The confusion Bering is addressing here has to do with proximate versus ultimate concerns, and it’s a common one for both the incredulous people who hear EP theories and don’t find them to line up with their own introspective reasons for doing what they do, and often evolutionary psychologists themselves. A proximate reason is what’s going on in your head– “I do comedy because I enjoy it. I love making people laugh.” An ultimate reason is what your genes want you to do– “I do comedy because it’ll get me laid, enabling me to further my lineage.” These reasons are not mutually exclusive, though that doesn’t mean that the explanation of ultimate concern is necessarily true. Our genes and hormones might not give a damn about whether we get up on stage to make people laugh or not, regardless of who we are. But it’s possible that they do, and that idea doesn’t need to be threatening. The conflict comes in when people differ as to what extent our minds are epiphenomenal interpreters– the means by which we manufacture after-the-fact motivations for our actions– as opposed to being directly causal.

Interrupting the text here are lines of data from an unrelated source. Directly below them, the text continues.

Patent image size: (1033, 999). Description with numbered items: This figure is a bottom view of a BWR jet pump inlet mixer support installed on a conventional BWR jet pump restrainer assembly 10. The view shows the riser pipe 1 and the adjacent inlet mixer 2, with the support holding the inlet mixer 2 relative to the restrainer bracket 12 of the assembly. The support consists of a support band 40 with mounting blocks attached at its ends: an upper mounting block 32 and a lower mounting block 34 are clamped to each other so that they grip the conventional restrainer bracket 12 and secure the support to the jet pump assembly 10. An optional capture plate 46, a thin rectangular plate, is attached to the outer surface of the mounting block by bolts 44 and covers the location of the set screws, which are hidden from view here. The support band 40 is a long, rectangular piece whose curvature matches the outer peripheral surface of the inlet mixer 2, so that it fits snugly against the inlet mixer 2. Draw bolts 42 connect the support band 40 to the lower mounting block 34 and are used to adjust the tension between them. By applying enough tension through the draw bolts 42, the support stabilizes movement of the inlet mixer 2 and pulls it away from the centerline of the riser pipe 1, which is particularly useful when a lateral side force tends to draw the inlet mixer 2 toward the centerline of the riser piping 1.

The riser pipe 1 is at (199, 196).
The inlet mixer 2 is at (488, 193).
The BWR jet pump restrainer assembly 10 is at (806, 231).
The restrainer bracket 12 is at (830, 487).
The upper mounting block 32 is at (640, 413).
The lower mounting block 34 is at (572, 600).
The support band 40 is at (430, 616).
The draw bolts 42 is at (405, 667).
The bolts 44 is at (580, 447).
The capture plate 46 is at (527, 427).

For (a possible) example, an early comment on Bering’s article:
This seems so obviously cultural to me. It’s not considered ‘feminine’ or ‘lady-like’ to talk bluntly and sometimes vulgarly the way comedians must to elicit laughs. Lesbians have already been questioning and contradicting social norms of femininity, making it FAR easier for them to fit into the comedy domain.
I don’t want to claim that this person thinks that by appealing to social constructivism, he/she can reclaim a degree of agency stolen by evolutionary (read: genetic/hormonal) explanations. That might not be the case. But if he/she is, he/she is barking up the wrong tree– cultural forces don’t rescue free will any more than biological ones do. “My culture made me do it” is as much an abdication of responsibility as “My genes made me do it.” Aside from that, though, it seems like this explanation is begging the question– why is it not considered “feminine” or “lady-like” to speak in the vulgar ways often used by comics? Where does that come from? The goal posts have just been moved back a few yards. Eventually, we still have to answer the question of where these apparently very influential gender norms originated.
The psychology of comedy is endlessly fascinating to me. I know the common understanding is that analysis ruins a joke, but I’m prepared to murder a few jokes mercilessly in order to reach a better understanding of what makes people laugh, why it does, and– most interestingly to me– why the things that make people laugh so often become a moral issue. More on that later, hopefully. In the meantime, have a good weekend, and listen to whatever makes you laugh.